There is a very unfortunate inconsistency at the heart of NodeJS. As you’ve probably read, everything in Node is non-blocking, which can be extremely efficient without multithreading. At the same time, JavaScript is built around event emitting, which is a powerful way to decouple code, whether you want to call it Pub/Sub or whatever.

The issue is that doing…

myObject.emit("some notification...")

…is a blocking operation while all listeners respond.

I’ve talked to core contributors that argue this is a fundamental design flaw in Node, and are arguing to change it. I’ve also read good arguments that the listeners should be blocking, otherwise there is no guarantee they’ll have a chance to respond to the event before it’s too late. The important point is that you should be aware of this inconsistency and plan accordingly. Which brings me to my next point:

Most NodeJS Examples Assume a Persistent Server

A related problem I have encountered with events is that Node tutorials tend to assume that you are working with a persistent instance, like a web server, so all events and callbacks will have unlimited time to complete. This assumption falls apart when you start to write background scripts that are intended to run and shutdown, releasing resources like DB connections.

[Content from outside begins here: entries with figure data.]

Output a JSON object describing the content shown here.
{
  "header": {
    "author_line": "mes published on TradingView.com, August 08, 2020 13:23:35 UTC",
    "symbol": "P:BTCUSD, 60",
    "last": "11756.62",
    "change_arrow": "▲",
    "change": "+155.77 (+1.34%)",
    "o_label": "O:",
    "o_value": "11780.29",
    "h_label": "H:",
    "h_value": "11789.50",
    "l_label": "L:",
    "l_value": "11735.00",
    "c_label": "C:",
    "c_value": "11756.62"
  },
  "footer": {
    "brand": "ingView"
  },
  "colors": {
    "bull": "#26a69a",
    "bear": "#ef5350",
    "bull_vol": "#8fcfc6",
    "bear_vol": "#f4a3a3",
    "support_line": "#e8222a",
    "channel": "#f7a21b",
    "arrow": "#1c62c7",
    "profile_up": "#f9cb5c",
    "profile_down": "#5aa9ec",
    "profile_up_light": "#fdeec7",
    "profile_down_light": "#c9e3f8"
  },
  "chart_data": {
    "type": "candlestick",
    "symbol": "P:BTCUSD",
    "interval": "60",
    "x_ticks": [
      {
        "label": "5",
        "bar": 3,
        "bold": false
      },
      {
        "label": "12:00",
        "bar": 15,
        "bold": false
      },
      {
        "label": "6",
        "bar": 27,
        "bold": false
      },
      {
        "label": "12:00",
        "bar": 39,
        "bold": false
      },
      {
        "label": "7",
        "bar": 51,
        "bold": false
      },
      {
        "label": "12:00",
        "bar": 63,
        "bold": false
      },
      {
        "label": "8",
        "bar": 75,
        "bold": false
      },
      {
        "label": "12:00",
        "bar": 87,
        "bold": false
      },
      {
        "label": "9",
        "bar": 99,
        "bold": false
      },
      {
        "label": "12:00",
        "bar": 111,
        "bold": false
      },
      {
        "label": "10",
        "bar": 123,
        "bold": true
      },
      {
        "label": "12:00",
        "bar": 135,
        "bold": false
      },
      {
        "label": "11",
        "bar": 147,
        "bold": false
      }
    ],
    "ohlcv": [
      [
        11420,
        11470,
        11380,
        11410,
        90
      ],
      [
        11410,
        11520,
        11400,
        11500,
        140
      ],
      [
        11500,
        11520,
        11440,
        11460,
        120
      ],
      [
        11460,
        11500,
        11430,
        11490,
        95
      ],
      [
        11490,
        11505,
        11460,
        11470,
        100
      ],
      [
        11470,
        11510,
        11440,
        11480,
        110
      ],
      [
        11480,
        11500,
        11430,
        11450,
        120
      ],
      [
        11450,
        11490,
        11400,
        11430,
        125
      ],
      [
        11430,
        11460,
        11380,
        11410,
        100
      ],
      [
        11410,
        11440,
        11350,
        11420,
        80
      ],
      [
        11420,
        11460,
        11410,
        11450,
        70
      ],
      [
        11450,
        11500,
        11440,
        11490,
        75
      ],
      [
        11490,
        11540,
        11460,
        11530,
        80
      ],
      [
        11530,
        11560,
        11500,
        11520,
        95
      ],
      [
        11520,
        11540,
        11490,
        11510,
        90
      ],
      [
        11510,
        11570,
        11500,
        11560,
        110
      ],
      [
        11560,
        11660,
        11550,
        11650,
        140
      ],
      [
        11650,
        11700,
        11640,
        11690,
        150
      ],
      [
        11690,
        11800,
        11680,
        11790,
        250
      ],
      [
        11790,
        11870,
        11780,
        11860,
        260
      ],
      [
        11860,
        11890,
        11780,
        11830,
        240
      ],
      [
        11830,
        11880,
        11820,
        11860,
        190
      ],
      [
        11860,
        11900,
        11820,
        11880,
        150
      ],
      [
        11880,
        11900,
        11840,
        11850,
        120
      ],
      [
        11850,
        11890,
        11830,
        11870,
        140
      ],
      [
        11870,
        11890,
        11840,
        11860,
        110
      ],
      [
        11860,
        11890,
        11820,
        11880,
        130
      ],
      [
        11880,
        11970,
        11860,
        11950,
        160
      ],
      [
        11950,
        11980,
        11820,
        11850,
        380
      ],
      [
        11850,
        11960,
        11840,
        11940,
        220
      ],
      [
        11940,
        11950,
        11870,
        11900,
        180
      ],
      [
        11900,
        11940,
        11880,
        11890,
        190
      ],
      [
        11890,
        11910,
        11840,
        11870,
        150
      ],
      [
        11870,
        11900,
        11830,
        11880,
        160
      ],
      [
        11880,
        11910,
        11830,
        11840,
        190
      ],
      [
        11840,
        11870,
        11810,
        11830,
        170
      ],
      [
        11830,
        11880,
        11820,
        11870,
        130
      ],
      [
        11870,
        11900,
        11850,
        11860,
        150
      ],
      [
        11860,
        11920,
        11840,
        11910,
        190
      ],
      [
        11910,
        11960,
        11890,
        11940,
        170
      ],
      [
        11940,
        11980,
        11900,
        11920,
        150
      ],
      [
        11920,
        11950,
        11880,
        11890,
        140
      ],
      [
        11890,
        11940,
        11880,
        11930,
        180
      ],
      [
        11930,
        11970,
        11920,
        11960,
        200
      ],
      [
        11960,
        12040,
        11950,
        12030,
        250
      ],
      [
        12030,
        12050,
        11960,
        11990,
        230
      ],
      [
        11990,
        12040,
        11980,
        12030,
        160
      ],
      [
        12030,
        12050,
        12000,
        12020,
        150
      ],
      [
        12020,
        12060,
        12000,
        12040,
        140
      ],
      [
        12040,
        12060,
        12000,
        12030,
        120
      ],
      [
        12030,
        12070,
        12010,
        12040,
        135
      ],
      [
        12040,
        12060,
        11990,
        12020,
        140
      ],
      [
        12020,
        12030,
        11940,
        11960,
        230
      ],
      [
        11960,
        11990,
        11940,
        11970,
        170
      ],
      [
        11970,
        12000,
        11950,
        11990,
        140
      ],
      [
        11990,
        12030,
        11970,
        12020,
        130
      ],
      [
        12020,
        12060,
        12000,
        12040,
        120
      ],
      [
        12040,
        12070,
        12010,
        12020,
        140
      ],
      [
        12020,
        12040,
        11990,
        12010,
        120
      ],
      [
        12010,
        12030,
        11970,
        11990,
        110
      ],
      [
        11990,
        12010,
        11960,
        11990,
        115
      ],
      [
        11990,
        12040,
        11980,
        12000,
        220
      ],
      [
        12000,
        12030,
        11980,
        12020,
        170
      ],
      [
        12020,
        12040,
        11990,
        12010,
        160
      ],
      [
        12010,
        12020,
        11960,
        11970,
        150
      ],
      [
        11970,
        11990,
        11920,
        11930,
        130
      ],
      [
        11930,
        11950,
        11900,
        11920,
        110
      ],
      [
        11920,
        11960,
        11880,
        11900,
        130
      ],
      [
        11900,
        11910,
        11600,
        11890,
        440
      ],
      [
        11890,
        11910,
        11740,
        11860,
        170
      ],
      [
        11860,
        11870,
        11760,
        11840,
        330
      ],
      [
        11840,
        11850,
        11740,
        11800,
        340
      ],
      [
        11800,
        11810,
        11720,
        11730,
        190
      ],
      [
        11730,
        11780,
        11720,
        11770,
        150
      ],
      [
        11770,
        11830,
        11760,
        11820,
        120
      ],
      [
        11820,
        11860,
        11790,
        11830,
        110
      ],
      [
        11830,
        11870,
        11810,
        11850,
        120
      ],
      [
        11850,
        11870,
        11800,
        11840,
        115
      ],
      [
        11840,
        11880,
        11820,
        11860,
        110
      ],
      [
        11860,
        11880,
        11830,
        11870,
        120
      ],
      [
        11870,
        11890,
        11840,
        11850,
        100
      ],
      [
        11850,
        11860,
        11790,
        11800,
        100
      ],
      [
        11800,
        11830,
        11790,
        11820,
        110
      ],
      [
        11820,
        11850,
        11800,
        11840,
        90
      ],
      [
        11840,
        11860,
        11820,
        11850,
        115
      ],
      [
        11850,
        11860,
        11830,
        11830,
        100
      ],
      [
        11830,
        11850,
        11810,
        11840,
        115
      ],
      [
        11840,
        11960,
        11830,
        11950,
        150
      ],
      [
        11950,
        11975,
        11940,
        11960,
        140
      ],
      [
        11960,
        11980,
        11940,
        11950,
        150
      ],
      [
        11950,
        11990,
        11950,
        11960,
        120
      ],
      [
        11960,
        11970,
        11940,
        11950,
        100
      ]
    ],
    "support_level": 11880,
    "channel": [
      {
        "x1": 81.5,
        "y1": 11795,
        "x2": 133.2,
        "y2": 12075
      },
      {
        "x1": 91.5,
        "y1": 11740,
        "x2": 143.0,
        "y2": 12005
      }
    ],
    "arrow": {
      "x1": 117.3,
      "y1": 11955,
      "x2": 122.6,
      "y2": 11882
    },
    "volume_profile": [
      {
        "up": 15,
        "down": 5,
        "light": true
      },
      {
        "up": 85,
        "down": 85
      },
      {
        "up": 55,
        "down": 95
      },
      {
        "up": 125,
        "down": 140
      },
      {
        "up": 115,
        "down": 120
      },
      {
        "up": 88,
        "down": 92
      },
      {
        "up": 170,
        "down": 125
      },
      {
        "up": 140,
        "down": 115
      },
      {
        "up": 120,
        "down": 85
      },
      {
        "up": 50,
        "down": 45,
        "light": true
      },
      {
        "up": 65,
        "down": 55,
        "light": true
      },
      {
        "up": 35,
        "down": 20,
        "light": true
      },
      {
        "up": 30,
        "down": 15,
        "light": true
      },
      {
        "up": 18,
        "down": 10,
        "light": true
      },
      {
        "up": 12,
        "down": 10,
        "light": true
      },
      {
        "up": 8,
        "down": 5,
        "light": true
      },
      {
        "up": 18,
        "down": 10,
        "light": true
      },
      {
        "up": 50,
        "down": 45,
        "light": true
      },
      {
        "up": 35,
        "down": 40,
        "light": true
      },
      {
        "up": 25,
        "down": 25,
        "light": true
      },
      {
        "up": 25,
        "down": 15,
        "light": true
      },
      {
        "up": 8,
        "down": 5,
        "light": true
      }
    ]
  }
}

My issue occurred because I want to emit and listen for events (to keep my code nicely decoupled), while ensuring that any subsequent asynchronous behavior completes. To make this more concrete:

When you create a company in DataFox, we trigger many background jobs like crawling the corporation’s website and hitting various APIs. Rather than have my Company class know about all of these ever-changing jobs, I have it emit a “new company” event, which those jobs can listen for. So for example:

// in WebsiteCrawler
Company.on('new company', function(company) {
  // the request is non-blocking.
  request.get(company.url, function(err, response) {
    // process the response and write to the db...
  }
});

So what happens if my script completes before the http response gets back? Yes, Node will not terminate running while there are outstanding callbacks, but I can still have issues if I’ve disconnected from the database.

My Solution

The solution is to avoid doing any real work (asynchronous calls) in an event listener. For me this means a listener should enqueue the work to be done, using async.queue:

fetchUrlQueue = async.queue(functionThatWillFetchUrl);
Company.on('new company', function(company) {
  fetchUrlQueue.push({url: company.url});
});

Then I can check that this queue is drained before disconnecting from the database, etc. and shutting down my script.